Le commandement nouveau que nous avons reçu du Seigneur n’est donc pas une loi au sens d’un
règlement pesant qui viendrait alourdir nos existences déjà bien chargées de soucis, et nous tenir
captifs d’une culpabilité infinie. Au contraire, le commandement d’amour est une parole de grâce
qui allège nos existences, en nous assurant que nous sommes au bénéfice de l’amour premier
dont un Autre nous a aimés. C’est en nous appuyant sur cet amour, en nous posant et en nous
reposant sur lui, que nous pouvons découvrir la beauté d’une existence libérée de toute vaine
culpabilité et enfin ouverte à des relations authentiques et vivantes. Pour le résumer, je dirais :
l’amour évangélique c’est passer toujours à nouveau de l’obligation d’aimer à la liberté d’aimer.
Aimer par devoir ou aimer par foi, ce n’est pas du tout pareil !
Pour conclure, je souligne que cette manière d’être dans l’amour a une valeur de témoignage.

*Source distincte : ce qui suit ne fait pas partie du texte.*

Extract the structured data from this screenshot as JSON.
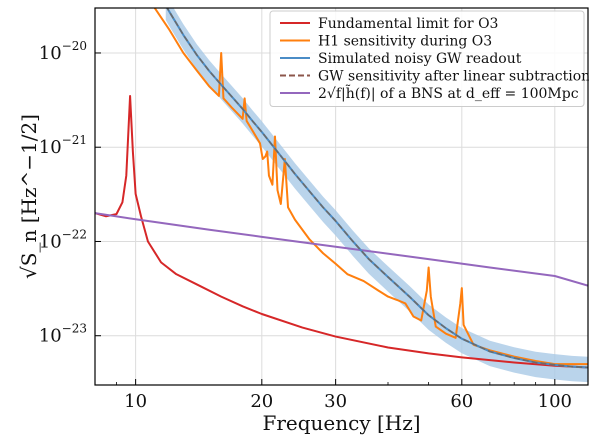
{
  "chart_data": {
    "type": "line",
    "title": "",
    "xlabel": "Frequency [Hz]",
    "ylabel": "√S_n [Hz^−1/2]",
    "x_scale": "log",
    "y_scale": "log",
    "xlim": [
      8,
      120
    ],
    "ylim": [
      3e-24,
      3e-20
    ],
    "grid": true,
    "legend_position": "top-right",
    "x_ticks": [
      {
        "value": 10,
        "label": "10"
      },
      {
        "value": 20,
        "label": "20"
      },
      {
        "value": 30,
        "label": "30"
      },
      {
        "value": 60,
        "label": "60"
      },
      {
        "value": 100,
        "label": "100"
      }
    ],
    "y_ticks": [
      {
        "value": 1e-20,
        "base": "10",
        "exp": "−20"
      },
      {
        "value": 1e-21,
        "base": "10",
        "exp": "−21"
      },
      {
        "value": 1e-22,
        "base": "10",
        "exp": "−22"
      },
      {
        "value": 1e-23,
        "base": "10",
        "exp": "−23"
      }
    ],
    "series": [
      {
        "name": "Fundamental limit for O3",
        "color": "#d62728",
        "style": "solid",
        "points": [
          [
            8.0,
            2e-22
          ],
          [
            8.5,
            1.85e-22
          ],
          [
            9.0,
            1.95e-22
          ],
          [
            9.3,
            2.6e-22
          ],
          [
            9.5,
            5e-22
          ],
          [
            9.7,
            3.5e-21
          ],
          [
            9.85,
            9e-22
          ],
          [
            10.0,
            3.2e-22
          ],
          [
            10.3,
            1.85e-22
          ],
          [
            10.7,
            1e-22
          ],
          [
            11.5,
            6e-23
          ],
          [
            12.5,
            4.5e-23
          ],
          [
            14,
            3.5e-23
          ],
          [
            16,
            2.6e-23
          ],
          [
            18,
            2.05e-23
          ],
          [
            20,
            1.7e-23
          ],
          [
            25,
            1.22e-23
          ],
          [
            30,
            9.8e-24
          ],
          [
            40,
            7.5e-24
          ],
          [
            50,
            6.5e-24
          ],
          [
            60,
            5.9e-24
          ],
          [
            80,
            5.2e-24
          ],
          [
            100,
            4.8e-24
          ],
          [
            120,
            4.6e-24
          ]
        ]
      },
      {
        "name": "H1 sensitivity during O3",
        "color": "#ff7f0e",
        "style": "solid",
        "points": [
          [
            11.0,
            3.2e-20
          ],
          [
            12,
            1.8e-20
          ],
          [
            13,
            1e-20
          ],
          [
            14,
            6.5e-21
          ],
          [
            15,
            4.4e-21
          ],
          [
            15.8,
            3.5e-21
          ],
          [
            16.0,
            1e-20
          ],
          [
            16.2,
            3.3e-21
          ],
          [
            17,
            2.6e-21
          ],
          [
            18.0,
            2e-21
          ],
          [
            18.2,
            3.3e-21
          ],
          [
            18.4,
            1.9e-21
          ],
          [
            19,
            1.5e-21
          ],
          [
            19.8,
            1.1e-21
          ],
          [
            20.1,
            7.5e-22
          ],
          [
            20.4,
            8e-22
          ],
          [
            20.6,
            9e-22
          ],
          [
            20.8,
            5e-22
          ],
          [
            21.2,
            4e-22
          ],
          [
            21.5,
            1.3e-21
          ],
          [
            21.8,
            3.5e-22
          ],
          [
            22.2,
            2.5e-22
          ],
          [
            22.7,
            7.5e-22
          ],
          [
            23.1,
            2.3e-22
          ],
          [
            24,
            1.7e-22
          ],
          [
            26,
            1.05e-22
          ],
          [
            28,
            7.5e-23
          ],
          [
            30,
            5.8e-23
          ],
          [
            32,
            4.5e-23
          ],
          [
            35,
            3.8e-23
          ],
          [
            38,
            3e-23
          ],
          [
            40,
            2.6e-23
          ],
          [
            42,
            2.4e-23
          ],
          [
            44,
            2.2e-23
          ],
          [
            46,
            1.6e-23
          ],
          [
            48,
            1.45e-23
          ],
          [
            49.5,
            3e-23
          ],
          [
            50,
            5.3e-23
          ],
          [
            50.6,
            2.6e-23
          ],
          [
            52,
            1.25e-23
          ],
          [
            55,
            1.05e-23
          ],
          [
            58,
            9.5e-24
          ],
          [
            59.5,
            2.2e-23
          ],
          [
            60,
            3.2e-23
          ],
          [
            60.6,
            1.3e-23
          ],
          [
            64,
            8e-24
          ],
          [
            70,
            7e-24
          ],
          [
            80,
            6e-24
          ],
          [
            90,
            5.4e-24
          ],
          [
            100,
            5e-24
          ],
          [
            110,
            5e-24
          ],
          [
            120,
            5e-24
          ]
        ]
      },
      {
        "name": "Simulated noisy GW readout",
        "color": "#4a8cc6",
        "style": "solid",
        "band_fraction": 0.3,
        "points": [
          [
            11.8,
            3.2e-20
          ],
          [
            12,
            2.8e-20
          ],
          [
            13,
            1.55e-20
          ],
          [
            14,
            9.5e-21
          ],
          [
            15,
            6.4e-21
          ],
          [
            16,
            4.6e-21
          ],
          [
            17,
            3.4e-21
          ],
          [
            18,
            2.55e-21
          ],
          [
            19,
            1.9e-21
          ],
          [
            20,
            1.45e-21
          ],
          [
            22,
            8.5e-22
          ],
          [
            24,
            5.2e-22
          ],
          [
            26,
            3.4e-22
          ],
          [
            28,
            2.3e-22
          ],
          [
            30,
            1.65e-22
          ],
          [
            33,
            1e-22
          ],
          [
            36,
            6.5e-23
          ],
          [
            40,
            4.2e-23
          ],
          [
            45,
            2.6e-23
          ],
          [
            50,
            1.65e-23
          ],
          [
            55,
            1.2e-23
          ],
          [
            60,
            9.3e-24
          ],
          [
            70,
            6.8e-24
          ],
          [
            80,
            5.8e-24
          ],
          [
            90,
            5.2e-24
          ],
          [
            100,
            4.9e-24
          ],
          [
            110,
            4.7e-24
          ],
          [
            120,
            4.6e-24
          ]
        ]
      },
      {
        "name": "GW sensitivity after linear subtraction",
        "color": "#8c564b",
        "style": "dashed",
        "points": [
          [
            11.8,
            3.2e-20
          ],
          [
            12,
            2.8e-20
          ],
          [
            13,
            1.55e-20
          ],
          [
            14,
            9.5e-21
          ],
          [
            15,
            6.4e-21
          ],
          [
            16,
            4.6e-21
          ],
          [
            17,
            3.4e-21
          ],
          [
            18,
            2.55e-21
          ],
          [
            19,
            1.9e-21
          ],
          [
            20,
            1.45e-21
          ],
          [
            22,
            8.5e-22
          ],
          [
            24,
            5.2e-22
          ],
          [
            26,
            3.4e-22
          ],
          [
            28,
            2.3e-22
          ],
          [
            30,
            1.65e-22
          ],
          [
            33,
            1e-22
          ],
          [
            36,
            6.5e-23
          ],
          [
            40,
            4.2e-23
          ],
          [
            45,
            2.6e-23
          ],
          [
            50,
            1.65e-23
          ],
          [
            55,
            1.2e-23
          ],
          [
            60,
            9.3e-24
          ],
          [
            70,
            6.8e-24
          ],
          [
            80,
            5.8e-24
          ],
          [
            90,
            5.2e-24
          ],
          [
            100,
            4.9e-24
          ],
          [
            110,
            4.7e-24
          ],
          [
            120,
            4.6e-24
          ]
        ]
      },
      {
        "name": "2√f|h̃(f)| of a BNS at d_eff = 100Mpc",
        "color": "#9467bd",
        "style": "solid",
        "points": [
          [
            8,
            2e-22
          ],
          [
            10,
            1.72e-22
          ],
          [
            15,
            1.33e-22
          ],
          [
            20,
            1.12e-22
          ],
          [
            30,
            8.8e-23
          ],
          [
            50,
            6.5e-23
          ],
          [
            70,
            5.3e-23
          ],
          [
            100,
            4.3e-23
          ],
          [
            120,
            3.4e-23
          ]
        ]
      }
    ],
    "legend": [
      {
        "label": "Fundamental limit for O3",
        "color": "#d62728",
        "style": "solid"
      },
      {
        "label": "H1 sensitivity during O3",
        "color": "#ff7f0e",
        "style": "solid"
      },
      {
        "label": "Simulated noisy GW readout",
        "color": "#4a8cc6",
        "style": "solid"
      },
      {
        "label": "GW sensitivity after linear subtraction",
        "color": "#8c564b",
        "style": "dashed"
      },
      {
        "label": "2√f|h̃(f)| of a BNS at d_eff = 100Mpc",
        "color": "#9467bd",
        "style": "solid"
      }
    ]
  }
}
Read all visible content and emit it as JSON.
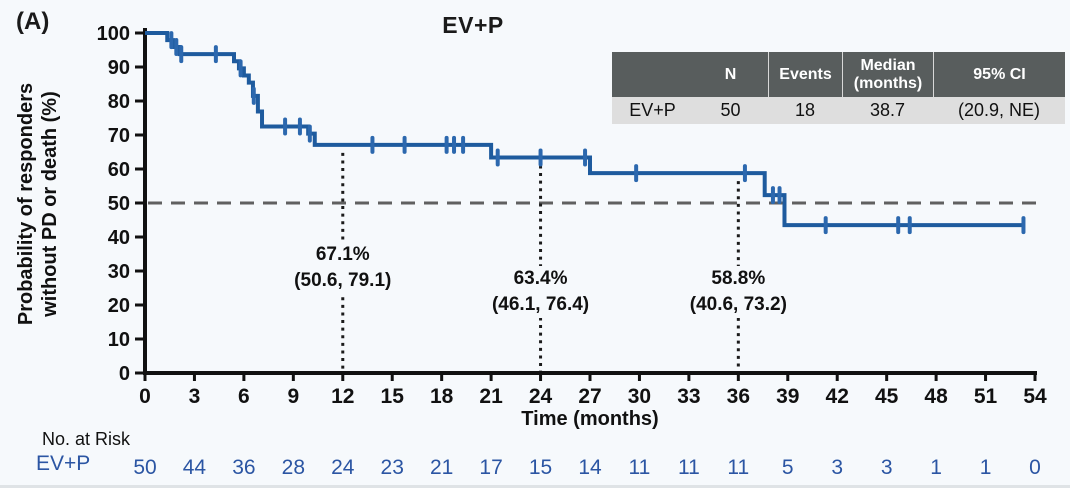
{
  "panel_label": "(A)",
  "title": "EV+P",
  "colors": {
    "curve": "#1e5b9e",
    "censor": "#2c68ae",
    "risk_text": "#2b55a3",
    "reference_line": "#606060",
    "milestone_line": "#1b1b1b",
    "axis": "#111111",
    "table_header_bg": "#585d5d",
    "table_row_bg": "#dedede",
    "background": "#f6f9fc"
  },
  "summary_table": {
    "headers": [
      "",
      "N",
      "Events",
      "Median (months)",
      "95% CI"
    ],
    "rows": [
      [
        "EV+P",
        "50",
        "18",
        "38.7",
        "(20.9, NE)"
      ]
    ]
  },
  "chart_data": {
    "type": "line",
    "subtype": "kaplan-meier-step",
    "title": "EV+P",
    "xlabel": "Time (months)",
    "ylabel_lines": [
      "Probability of responders",
      "without PD or death (%)"
    ],
    "x_axis": {
      "min": 0,
      "max": 54,
      "tick_step": 3
    },
    "y_axis": {
      "min": 0,
      "max": 100,
      "tick_step": 10
    },
    "reference_line_y": 50,
    "series": [
      {
        "name": "EV+P",
        "steps": [
          [
            0,
            100
          ],
          [
            1.35,
            97.9
          ],
          [
            1.7,
            95.9
          ],
          [
            2.1,
            93.8
          ],
          [
            5.4,
            91.7
          ],
          [
            5.7,
            89.6
          ],
          [
            6.0,
            87.5
          ],
          [
            6.3,
            85.4
          ],
          [
            6.55,
            81.5
          ],
          [
            6.85,
            76.9
          ],
          [
            7.1,
            72.5
          ],
          [
            9.9,
            70.4
          ],
          [
            10.3,
            67.1
          ],
          [
            21.0,
            63.4
          ],
          [
            27.0,
            58.8
          ],
          [
            37.6,
            52.3
          ],
          [
            38.8,
            43.5
          ]
        ],
        "end_month": 53.3,
        "censors": [
          [
            1.6,
            97.9
          ],
          [
            1.9,
            95.9
          ],
          [
            2.2,
            93.8
          ],
          [
            4.3,
            93.8
          ],
          [
            5.8,
            89.6
          ],
          [
            6.6,
            81.5
          ],
          [
            8.5,
            72.5
          ],
          [
            9.4,
            72.5
          ],
          [
            10.0,
            70.4
          ],
          [
            13.8,
            67.1
          ],
          [
            15.75,
            67.1
          ],
          [
            18.3,
            67.1
          ],
          [
            18.75,
            67.1
          ],
          [
            19.3,
            67.1
          ],
          [
            21.4,
            63.4
          ],
          [
            24.0,
            63.4
          ],
          [
            26.7,
            63.4
          ],
          [
            29.8,
            58.8
          ],
          [
            36.4,
            58.8
          ],
          [
            38.1,
            52.3
          ],
          [
            38.5,
            52.3
          ],
          [
            41.3,
            43.5
          ],
          [
            45.7,
            43.5
          ],
          [
            46.4,
            43.5
          ],
          [
            53.3,
            43.5
          ]
        ]
      }
    ],
    "annotations": [
      {
        "x_month": 12,
        "value": "67.1%",
        "ci": "(50.6, 79.1)"
      },
      {
        "x_month": 24,
        "value": "63.4%",
        "ci": "(46.1, 76.4)"
      },
      {
        "x_month": 36,
        "value": "58.8%",
        "ci": "(40.6, 73.2)"
      }
    ]
  },
  "risk_table": {
    "label": "No. at Risk",
    "rows": [
      {
        "name": "EV+P",
        "months": [
          0,
          3,
          6,
          9,
          12,
          15,
          18,
          21,
          24,
          27,
          30,
          33,
          36,
          39,
          42,
          45,
          48,
          51,
          54
        ],
        "values": [
          50,
          44,
          36,
          28,
          24,
          23,
          21,
          17,
          15,
          14,
          11,
          11,
          11,
          5,
          3,
          3,
          1,
          1,
          0
        ]
      }
    ]
  }
}
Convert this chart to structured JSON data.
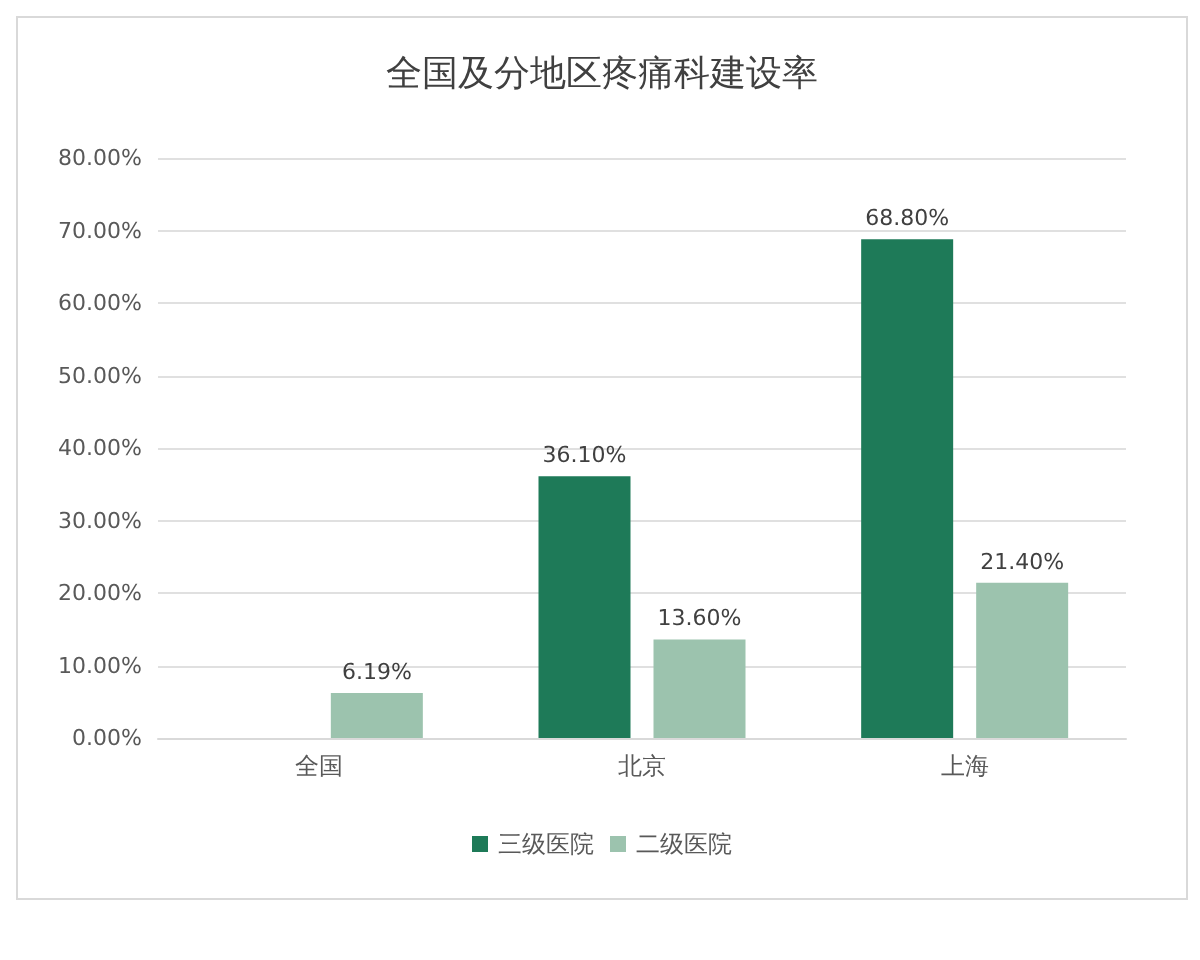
{
  "chart_data": {
    "type": "bar",
    "title": "全国及分地区疼痛科建设率",
    "categories": [
      "全国",
      "北京",
      "上海"
    ],
    "series": [
      {
        "name": "三级医院",
        "color": "#1e7a58",
        "values": [
          null,
          36.1,
          68.8
        ],
        "value_labels": [
          null,
          "36.10%",
          "68.80%"
        ]
      },
      {
        "name": "二级医院",
        "color": "#9cc3ae",
        "values": [
          6.19,
          13.6,
          21.4
        ],
        "value_labels": [
          "6.19%",
          "13.60%",
          "21.40%"
        ]
      }
    ],
    "ylim": [
      0,
      80
    ],
    "yticks": [
      {
        "value": 0,
        "label": "0.00%"
      },
      {
        "value": 10,
        "label": "10.00%"
      },
      {
        "value": 20,
        "label": "20.00%"
      },
      {
        "value": 30,
        "label": "30.00%"
      },
      {
        "value": 40,
        "label": "40.00%"
      },
      {
        "value": 50,
        "label": "50.00%"
      },
      {
        "value": 60,
        "label": "60.00%"
      },
      {
        "value": 70,
        "label": "70.00%"
      },
      {
        "value": 80,
        "label": "80.00%"
      }
    ],
    "grid": "y",
    "legend": "bottom"
  }
}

Mon collègue le pasteur Laurent Gagnebin l’a très bien rappelé lors du culte de l’assemblée du
Désert au début du mois : le seul signe auquel on peut reconnaître les disciples de Jésus, c’est
l’amour qu’ils ont les uns pour les autres. Les chrétiens n’ont aucun signe particulier qui
permettrait de les identifier (à moins de se replier une vision identitaire du christianisme, mais à
ce moment-là on est aux antipodes de l’Evangile). On ne peut pas reconnaître les chrétiens à leur
manière de s’habiller, de manger, d’accomplir tel ou tel rituel, d’adhérer à telle ou telle opinion…
Le seul et unique critère est celui de l’amour que nous nous portons les uns aux autres. Cela n’a
rien d’évident et c’est toujours bien fragile… et c’est bien pour cela que le commandement
d’amour est toujours un commandement nouveau ! Amen.